What we envision is a Unix-like environment with a plethora of special purpose tools (particle editor, animation editor, level editor, material editor, profiler, lua debugger, etc) rather than a single monolithic Mega-Editor. We want it to be easy for our licensees to supplement our standard tool set with their own in-house tools, custom written to fit the requirements of their particular games. For example, a top-down 2D game may have a custom written tile editor. Another programmer may want to hack together a simple batch script that drops a MIP-step from all vegetation textures.

At first glance, our two design goals may appear conflicting. How can we make our tools use the engine for all visualization without strongly coupling the tools to the engine? Our solution is shown in the image below:


Note that there is no direct linkage between the tool and the engine. The tool only talks to the engine through the network. All messages on the network connection are simple JSON structs, such as:

{
    "type" : "message",
    "level" : "info",
    "system" : "D3DRenderDevice",
    "message" : "Resizing swap chain: 1626 1051"
}

This applies for all tools. When the lua debugger wants to set a breakpoint, it sends a message to the engine with the lua file and line number. When the breakpoint is hit, the engine sends a message back. (So you can easily swap in your own lua debugger integrated with your favorite editor, by simply receiving and sending these messages.) When the engine has gathered a bunch of profiling data, it sends a profiler message. Et cetera.

For visualization, the tool creates a window where it wants the engine to render and sends the window handle to the engine. The engine then creates a swap chain for that window and renders into it.

(In the future we may also add support for a VNC-like mode where we instead let the engine send the content of the frame buffer over the network. This would allow the tools to work directly against consoles, letting the artists see, directly in their editors, how everything will look on the lead platform.)

A tool typically boots the engine in a special mode where it runs a custom lua script designed to collaborate with that particular tool. For example, the particle editor boots the engine with particle_editor_slave.lua which sets up a default scene for viewing particle effects with a camera, skydome, lights, etc. The tool then sends script commands over the network connection that tells the engine what to do, for example to display a particular effect:

{
    type = "script",
    script = "ParticleEditorSlave:test_effect('fx/grenade/explosion')"
}

These commands are handled by the slave script. The slave script can also send messages back if the tool is requesting information.

The slave scripts are usually quite simple. The particle editor slave script is just 120 lines of lua code.

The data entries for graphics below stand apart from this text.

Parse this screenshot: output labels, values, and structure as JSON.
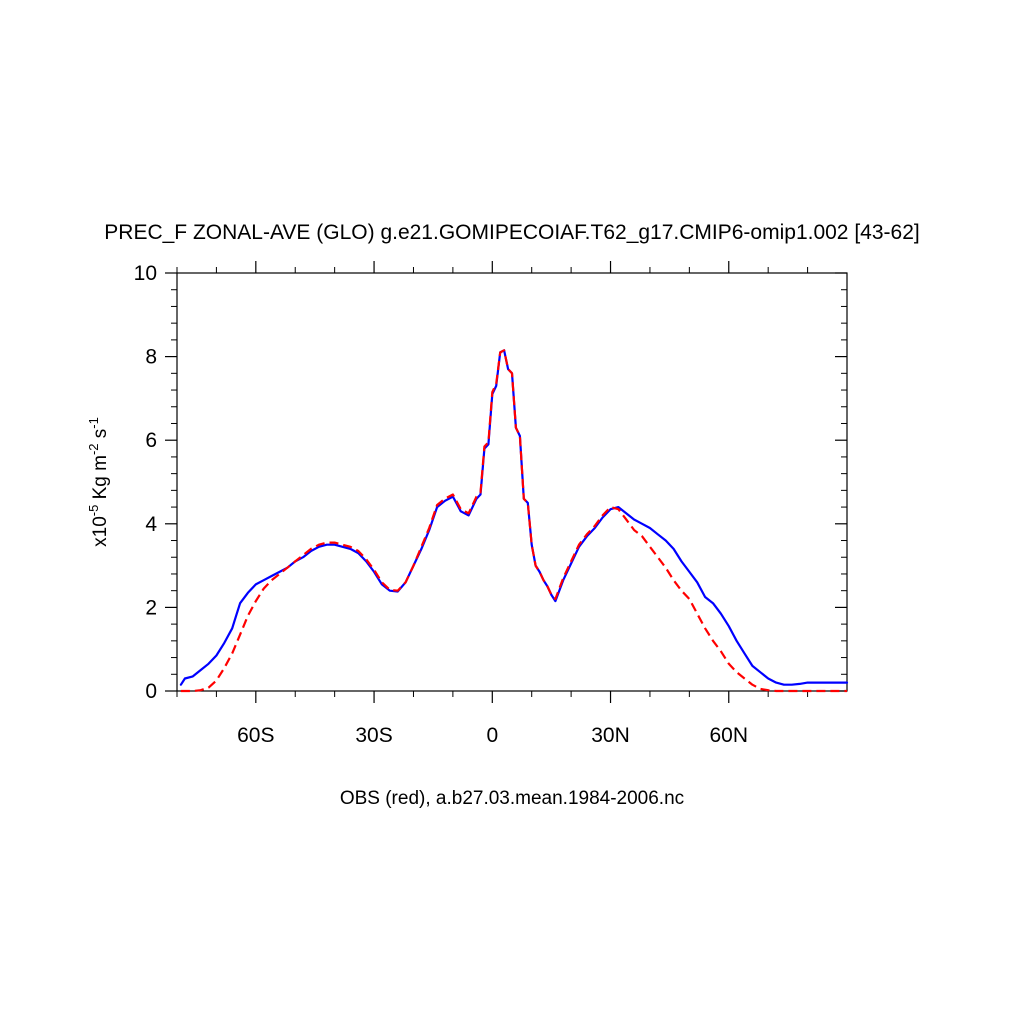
{
  "chart_data": {
    "type": "line",
    "title": "PREC_F ZONAL-AVE (GLO) g.e21.GOMIPECOIAF.T62_g17.CMIP6-omip1.002 [43-62]",
    "ylabel": {
      "prefix": "x10",
      "exp": "-5",
      "unit1": " Kg m",
      "exp2": "-2",
      "unit2": " s",
      "exp3": "-1"
    },
    "xlabel": "OBS (red), a.b27.03.mean.1984-2006.nc",
    "xlim": [
      -80,
      90
    ],
    "ylim": [
      0,
      10
    ],
    "xticks": [
      {
        "value": -60,
        "label": "60S"
      },
      {
        "value": -30,
        "label": "30S"
      },
      {
        "value": 0,
        "label": "0"
      },
      {
        "value": 30,
        "label": "30N"
      },
      {
        "value": 60,
        "label": "60N"
      }
    ],
    "yticks": [
      {
        "value": 0,
        "label": "0"
      },
      {
        "value": 2,
        "label": "2"
      },
      {
        "value": 4,
        "label": "4"
      },
      {
        "value": 6,
        "label": "6"
      },
      {
        "value": 8,
        "label": "8"
      },
      {
        "value": 10,
        "label": "10"
      }
    ],
    "series": [
      {
        "color": "#0000ff",
        "dash": "solid",
        "x": [
          -79,
          -78,
          -76,
          -74,
          -72,
          -70,
          -68,
          -66,
          -65,
          -64,
          -62,
          -60,
          -58,
          -56,
          -54,
          -52,
          -50,
          -48,
          -46,
          -44,
          -42,
          -40,
          -38,
          -36,
          -34,
          -32,
          -30,
          -28,
          -26,
          -24,
          -22,
          -20,
          -18,
          -16,
          -14,
          -12,
          -10,
          -8,
          -6,
          -4,
          -3,
          -2,
          -1,
          0,
          1,
          2,
          3,
          4,
          5,
          6,
          7,
          8,
          9,
          10,
          11,
          12,
          13,
          14,
          15,
          16,
          18,
          20,
          22,
          24,
          26,
          28,
          30,
          32,
          34,
          36,
          38,
          40,
          42,
          44,
          46,
          48,
          50,
          52,
          54,
          56,
          58,
          60,
          62,
          64,
          66,
          68,
          70,
          72,
          74,
          76,
          78,
          80,
          82,
          84,
          86,
          88,
          90
        ],
        "y": [
          0.15,
          0.3,
          0.35,
          0.5,
          0.65,
          0.85,
          1.15,
          1.5,
          1.8,
          2.1,
          2.35,
          2.55,
          2.65,
          2.75,
          2.85,
          2.95,
          3.1,
          3.2,
          3.35,
          3.45,
          3.5,
          3.5,
          3.45,
          3.4,
          3.3,
          3.1,
          2.85,
          2.55,
          2.4,
          2.38,
          2.6,
          3.0,
          3.4,
          3.85,
          4.4,
          4.55,
          4.65,
          4.3,
          4.2,
          4.6,
          4.7,
          5.8,
          5.9,
          7.1,
          7.3,
          8.1,
          8.15,
          7.7,
          7.6,
          6.3,
          6.1,
          4.6,
          4.5,
          3.5,
          3.0,
          2.85,
          2.65,
          2.5,
          2.3,
          2.15,
          2.65,
          3.05,
          3.45,
          3.7,
          3.9,
          4.15,
          4.35,
          4.4,
          4.25,
          4.1,
          4.0,
          3.9,
          3.75,
          3.6,
          3.4,
          3.1,
          2.85,
          2.6,
          2.25,
          2.1,
          1.85,
          1.55,
          1.2,
          0.9,
          0.6,
          0.45,
          0.3,
          0.2,
          0.15,
          0.15,
          0.17,
          0.2,
          0.2,
          0.2,
          0.2,
          0.2,
          0.2
        ]
      },
      {
        "color": "#ff0000",
        "dash": "dashed",
        "x": [
          -79,
          -78,
          -76,
          -74,
          -72,
          -70,
          -68,
          -66,
          -64,
          -62,
          -60,
          -58,
          -56,
          -54,
          -52,
          -50,
          -48,
          -46,
          -44,
          -42,
          -40,
          -38,
          -36,
          -34,
          -32,
          -30,
          -28,
          -26,
          -24,
          -22,
          -20,
          -18,
          -16,
          -14,
          -12,
          -10,
          -8,
          -6,
          -4,
          -3,
          -2,
          -1,
          0,
          1,
          2,
          3,
          4,
          5,
          6,
          7,
          8,
          9,
          10,
          11,
          12,
          13,
          14,
          15,
          16,
          18,
          20,
          22,
          24,
          26,
          28,
          30,
          32,
          34,
          36,
          38,
          40,
          42,
          44,
          46,
          48,
          50,
          52,
          54,
          56,
          58,
          60,
          62,
          64,
          66,
          68,
          70,
          72,
          74,
          76,
          78,
          80,
          82,
          84,
          86,
          88,
          90
        ],
        "y": [
          0.0,
          0.0,
          0.0,
          0.02,
          0.08,
          0.25,
          0.55,
          0.9,
          1.35,
          1.8,
          2.15,
          2.45,
          2.65,
          2.8,
          2.95,
          3.1,
          3.25,
          3.4,
          3.5,
          3.55,
          3.55,
          3.5,
          3.45,
          3.35,
          3.15,
          2.9,
          2.6,
          2.42,
          2.4,
          2.6,
          3.0,
          3.45,
          3.9,
          4.45,
          4.6,
          4.7,
          4.35,
          4.25,
          4.65,
          4.75,
          5.85,
          5.95,
          7.15,
          7.35,
          8.1,
          8.15,
          7.7,
          7.6,
          6.3,
          6.1,
          4.6,
          4.5,
          3.5,
          3.0,
          2.85,
          2.65,
          2.5,
          2.3,
          2.2,
          2.7,
          3.1,
          3.5,
          3.75,
          3.95,
          4.2,
          4.4,
          4.35,
          4.1,
          3.85,
          3.7,
          3.45,
          3.2,
          2.95,
          2.65,
          2.4,
          2.2,
          1.85,
          1.5,
          1.2,
          0.95,
          0.65,
          0.45,
          0.3,
          0.15,
          0.05,
          0.02,
          0.0,
          0.0,
          0.0,
          0.0,
          0.0,
          0.0,
          0.0,
          0.0,
          0.0,
          0.0
        ]
      }
    ]
  }
}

To make the tools independent of the engine data formats we have separated the data into human-readable, extensible and backwards compatible generic data and fast, efficient, platform specific runtime data. The tools always work with the generic data, which is pretty much all in JSON (exceptions are textures and WAVs). Thus, they never need to care about how the engine represents its runtime data and the engine is free to change and optimize the runtime format however it likes.

When the tool has changed some data and wants to see the change in-engine, it launches the data compiler to generate the runtime data. (The data compiler is in fact just the regular Win32 engine started with a -compile flag, so the engine and the data compiler are always in sync. Any change of the runtime formats triggers a recompile.) The data compiler is clever about just compiling the data that has actually changed.

When the compile is done, the tool sends a network message to the engine, telling it to reload the changed data file at which point you will see the changes in-game. All this happens nearly instantaneously allowing very quick tweaking of content and gameplay (by reloading lua files).

This system has worked out really well for us. The decoupling has allowed for fast development of both the tools and the engine. Today we have about ten different tools that use this system and we have been able to make many optimizations to the engine and the runtime formats without affecting the tools or the generic data.